Отношения с Крымом и после битвы при Молодях оставались враждебными. Хан демонстративно выслал из Крыма русского посла Афанасия Нагого, «и дела с ним ко царю и великому князю никоторого не приказал». Все это заставляло по-прежнему держать на Оке крупные военные силы. Большой проблемой для русских политиков стало и восстание в Поволжье, которое отнюдь не прекратилось после битвы при Молодях. Зимой 1572/73 года одновременно со своим походом на Пайде царь отпустил бояр и воевод в Казань — на «изменников на казанскую Горную и Луговую черемису». Против «изменников» была послана большая армия из пяти полков во главе с князем Никитой Романовичем Одоевским. Но этот поход не привел к прекращению восстания. О серьезности сложившейся ситуации говорит принятое в Москве в сентябре 1573 года решение вступить в переговоры с «казанскими людьми». Пока в Муроме осенью 1573 года собиралась новая рать из пяти полков, сюда прибыл для переговоров с послами казанских людей ряд первых лиц государства — князь Иван Федорович Мстиславский, царский шурин Никита Романович, дьяк Андрей Щелкалов. После переговоров, которые были довольно продолжительными и напряженными, в начале следующего 1574 года соглашение было достигнуто, а его условия были закреплены в жалованных грамотах, выдававшихся разным волостям Казанской земли. В них говорилось от имени царя, «что били нам челом всею Казанскою землею за свои вины» и он, «выслушав казанских людей всее Казанской земли челобитье, вины их покрыл своею милостью». В грамотах четко определялись обязанности «казанских людей» по отношению к государству, а наместникам строго предписывалось «обид и насильства... никому ни в чем не чинить и управа чинить в суде безволокитно». Если наместники не станут поступать, как им предписано царем, то царь разрешал «бить челом к нам и мимо бояр и воевод. И яз, царь и великий князь, выслушав их челобитье... от бояр и от воевод оборону велю учинити». В грамотах отчетливо проявилось желание царя закрепить за собой выгодную роль верховного арбитра в спорах между воеводами и населением.
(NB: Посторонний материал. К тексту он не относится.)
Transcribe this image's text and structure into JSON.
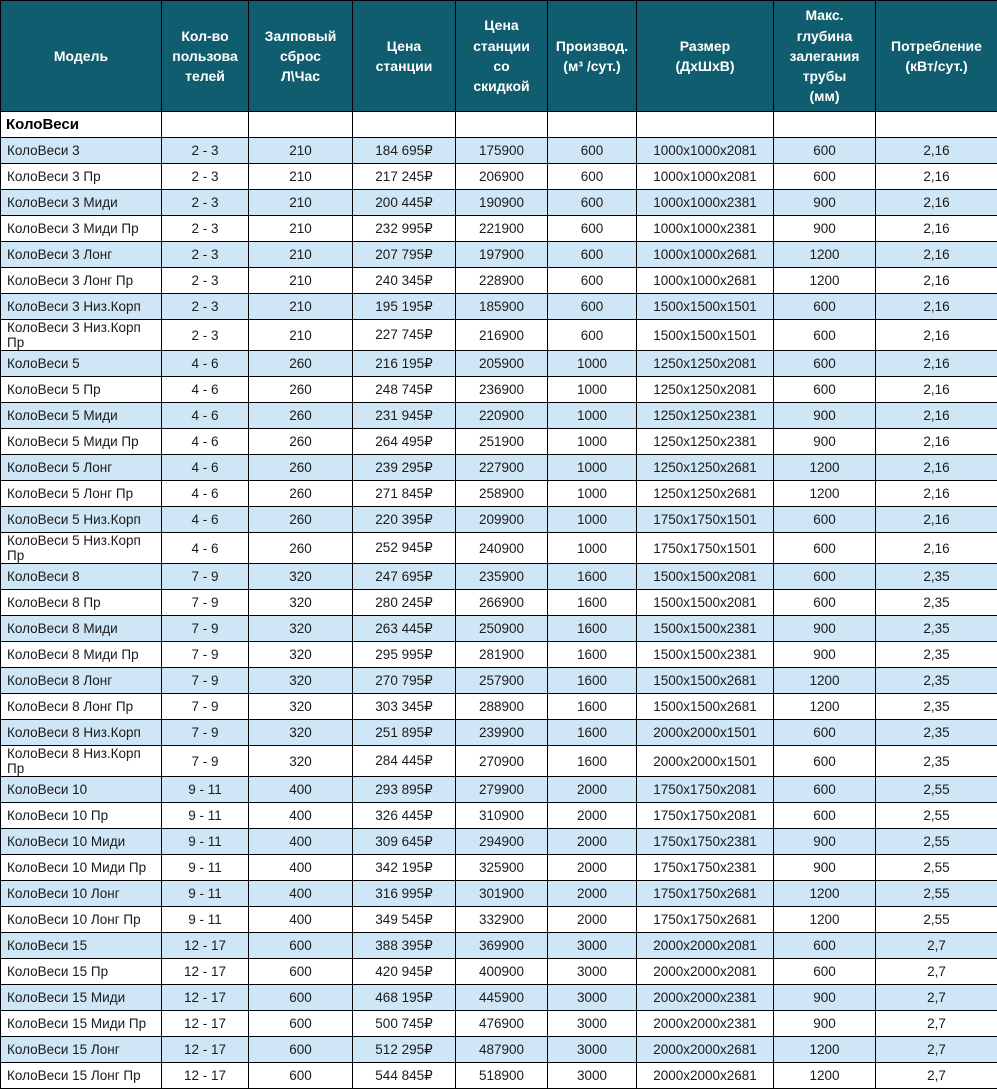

Приведенные тексты не оставляют сомнений, что главной причиной восстания Луговой и Горной черемисы были насилия и злоупотребления властей, управлявших краем. Ценой обещаний и уступок мир в Поволжье был восстановлен, и это позволило Ивану IV возобновить активные военные действия в Ливонии.

Впрочем, и во время вынужденного бездействия царь продолжал обдумывать свои планы относительно Ливонии. В них в то время значительное место продолжал занимать ливонский король Магнус. 12 апреля 1573 года был, наконец, заключен его брак с тринадцатилетней дочерью Владимира Андреевича Старицкого Марией (прежняя невеста Магнуса Евфимия к тому времени умерла). Тем самым датский принц породнился с царским домом. Почетное место на свадьбе принадлежало брату невесты князю Василию, которому дядя пожаловал удел его отца — город Дмитров. Подробное описание свадебного обряда, сохранившееся в «Разрядных книгах», показывает, что царь не требовал от зятя перехода в православие, и в церемонии бракосочетания участвовали одновременно лютеранский пастор и православный священник («обручать и переменять перс[т]ни на месте у короля попу римскому, а княжну обручать попу русскому по греческому закону»). Этот факт, как и некоторые другие, свидетельствует о том, что царь, бывший в теории яростным и непримиримым врагом протестантов, на практике умел находить с ними взаимопонимание и отступать от своей принципиальности в соблюдении религиозных правил, когда находил это выгодным для себя.